Cosa vuol dire raggiungere la pace? È uno dei punti su cui si interrogano Pier Luigi Bersani, Milena Gabanelli, Paolo Flores D’Arcais, Domenico De Masi, Marco Tarquinio e Moni Ovadia nelle due pagine di confronto che abbiamo scelto di dedicare alle idee sulla pace, per approfondire e sviscerare le ragioni di tante spaccature tra politici e commentatori sul tema.

Pace vuol dire cacciare l’aggressore, ovvero Putin, o vuol dire smettere di combattere e attuare una resistenza non violenta? Sono diverse le risposte fornite dai nostri intervistati, e lette insieme aiutano forse a capire quanto articolata e complessa sia la questione.

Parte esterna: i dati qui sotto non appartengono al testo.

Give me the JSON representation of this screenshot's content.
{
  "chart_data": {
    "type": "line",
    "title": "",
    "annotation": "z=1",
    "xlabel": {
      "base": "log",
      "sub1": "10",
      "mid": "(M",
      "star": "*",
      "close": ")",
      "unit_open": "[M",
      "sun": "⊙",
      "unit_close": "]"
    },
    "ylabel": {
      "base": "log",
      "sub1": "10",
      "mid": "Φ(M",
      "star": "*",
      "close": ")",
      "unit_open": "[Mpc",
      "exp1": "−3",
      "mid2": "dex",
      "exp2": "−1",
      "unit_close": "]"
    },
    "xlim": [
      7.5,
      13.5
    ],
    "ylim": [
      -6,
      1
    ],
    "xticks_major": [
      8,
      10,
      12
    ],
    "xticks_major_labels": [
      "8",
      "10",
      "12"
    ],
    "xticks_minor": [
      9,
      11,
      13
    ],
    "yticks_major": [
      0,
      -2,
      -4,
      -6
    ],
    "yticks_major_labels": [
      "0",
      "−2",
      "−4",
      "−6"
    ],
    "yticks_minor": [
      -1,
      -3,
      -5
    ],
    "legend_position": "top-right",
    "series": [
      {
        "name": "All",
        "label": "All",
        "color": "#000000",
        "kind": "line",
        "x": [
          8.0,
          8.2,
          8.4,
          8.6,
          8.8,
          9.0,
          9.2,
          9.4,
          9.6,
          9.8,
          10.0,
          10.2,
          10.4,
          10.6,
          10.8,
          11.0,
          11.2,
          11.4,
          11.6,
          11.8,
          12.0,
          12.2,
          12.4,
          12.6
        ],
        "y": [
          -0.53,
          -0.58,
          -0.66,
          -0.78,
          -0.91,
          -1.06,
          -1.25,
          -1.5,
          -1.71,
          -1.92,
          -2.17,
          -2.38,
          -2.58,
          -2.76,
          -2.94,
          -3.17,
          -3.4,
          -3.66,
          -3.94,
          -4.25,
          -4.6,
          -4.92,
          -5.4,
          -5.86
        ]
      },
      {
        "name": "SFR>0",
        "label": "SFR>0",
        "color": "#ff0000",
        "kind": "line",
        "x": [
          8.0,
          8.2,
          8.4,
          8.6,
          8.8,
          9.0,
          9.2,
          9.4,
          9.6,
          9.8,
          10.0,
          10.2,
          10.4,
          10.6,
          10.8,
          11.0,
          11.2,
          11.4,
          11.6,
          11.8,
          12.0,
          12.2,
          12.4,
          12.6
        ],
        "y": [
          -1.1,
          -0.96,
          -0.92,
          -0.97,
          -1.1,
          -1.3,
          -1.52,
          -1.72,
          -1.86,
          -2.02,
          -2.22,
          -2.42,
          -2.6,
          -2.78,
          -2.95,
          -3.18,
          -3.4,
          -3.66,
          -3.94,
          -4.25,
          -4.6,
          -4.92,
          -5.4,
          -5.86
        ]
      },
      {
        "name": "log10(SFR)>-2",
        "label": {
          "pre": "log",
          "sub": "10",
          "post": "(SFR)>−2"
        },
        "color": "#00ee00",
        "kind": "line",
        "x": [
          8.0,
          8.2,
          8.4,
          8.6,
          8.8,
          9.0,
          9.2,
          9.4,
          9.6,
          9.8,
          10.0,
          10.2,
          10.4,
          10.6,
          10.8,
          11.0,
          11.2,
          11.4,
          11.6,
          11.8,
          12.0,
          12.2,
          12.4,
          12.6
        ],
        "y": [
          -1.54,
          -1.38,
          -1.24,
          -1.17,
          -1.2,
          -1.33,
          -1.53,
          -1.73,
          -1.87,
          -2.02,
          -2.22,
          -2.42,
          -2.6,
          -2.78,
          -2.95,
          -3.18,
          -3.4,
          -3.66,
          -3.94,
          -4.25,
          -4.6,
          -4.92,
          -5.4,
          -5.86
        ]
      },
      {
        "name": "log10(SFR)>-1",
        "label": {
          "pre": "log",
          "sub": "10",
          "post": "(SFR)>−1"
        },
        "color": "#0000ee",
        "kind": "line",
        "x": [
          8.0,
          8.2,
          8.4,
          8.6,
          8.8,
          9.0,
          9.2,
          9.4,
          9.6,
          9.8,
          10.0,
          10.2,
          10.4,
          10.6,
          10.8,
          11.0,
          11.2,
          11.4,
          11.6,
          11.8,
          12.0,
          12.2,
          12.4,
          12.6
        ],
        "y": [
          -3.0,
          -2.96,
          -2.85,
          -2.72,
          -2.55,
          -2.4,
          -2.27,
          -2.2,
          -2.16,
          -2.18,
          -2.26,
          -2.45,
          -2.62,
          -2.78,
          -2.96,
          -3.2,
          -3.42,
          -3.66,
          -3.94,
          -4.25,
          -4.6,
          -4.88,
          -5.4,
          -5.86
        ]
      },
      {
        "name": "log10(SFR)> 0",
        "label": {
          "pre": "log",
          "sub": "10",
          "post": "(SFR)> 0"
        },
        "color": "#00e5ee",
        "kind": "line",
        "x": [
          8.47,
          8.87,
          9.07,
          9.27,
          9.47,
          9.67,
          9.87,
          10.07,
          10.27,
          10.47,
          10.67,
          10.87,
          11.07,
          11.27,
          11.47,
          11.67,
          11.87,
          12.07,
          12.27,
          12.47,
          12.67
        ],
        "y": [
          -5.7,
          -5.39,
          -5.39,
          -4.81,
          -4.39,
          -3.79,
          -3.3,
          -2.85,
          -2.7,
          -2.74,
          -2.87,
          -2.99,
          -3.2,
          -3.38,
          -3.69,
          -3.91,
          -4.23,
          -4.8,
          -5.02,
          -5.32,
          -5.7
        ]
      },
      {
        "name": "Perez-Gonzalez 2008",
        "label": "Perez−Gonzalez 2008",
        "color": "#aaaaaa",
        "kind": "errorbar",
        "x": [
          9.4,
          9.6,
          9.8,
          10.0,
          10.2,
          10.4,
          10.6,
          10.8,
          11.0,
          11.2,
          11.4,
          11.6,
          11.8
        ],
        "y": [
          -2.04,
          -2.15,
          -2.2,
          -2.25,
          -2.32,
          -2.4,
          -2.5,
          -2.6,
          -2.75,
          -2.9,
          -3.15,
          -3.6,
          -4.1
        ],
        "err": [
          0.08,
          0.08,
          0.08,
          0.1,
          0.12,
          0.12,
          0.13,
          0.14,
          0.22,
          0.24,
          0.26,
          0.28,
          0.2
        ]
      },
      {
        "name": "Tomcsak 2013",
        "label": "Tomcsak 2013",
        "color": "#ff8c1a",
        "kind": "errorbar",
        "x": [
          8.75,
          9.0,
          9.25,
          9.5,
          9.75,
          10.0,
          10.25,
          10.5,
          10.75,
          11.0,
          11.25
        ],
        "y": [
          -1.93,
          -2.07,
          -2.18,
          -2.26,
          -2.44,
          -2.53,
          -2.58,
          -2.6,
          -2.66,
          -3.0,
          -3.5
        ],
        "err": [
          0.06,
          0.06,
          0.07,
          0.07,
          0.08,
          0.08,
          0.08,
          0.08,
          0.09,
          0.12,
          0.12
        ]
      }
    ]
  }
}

A loro abbiamo chiesto di rispondere in particolare a una domanda: «Pensi che politica, stampa e intellettuali abbiano timore a usare la parola Pace? Se sì, perché? È giusto che sia così?». Se Gabanelli non riscontra alcun timore, Bersani sottolinea che non c’è da stupirsi, perché «non è la prima volta nella storia che chi dichiara pace e invoca il negoziato viene tacciato di intelligenza col nemico o di ingenuità di anima bella». Il professor De Masi, invece, punta sulle differenziazioni a sinistra, per spiegare chi e perché teme di parlare apertamente di pace. A voi la lettura delle varie argomentazioni.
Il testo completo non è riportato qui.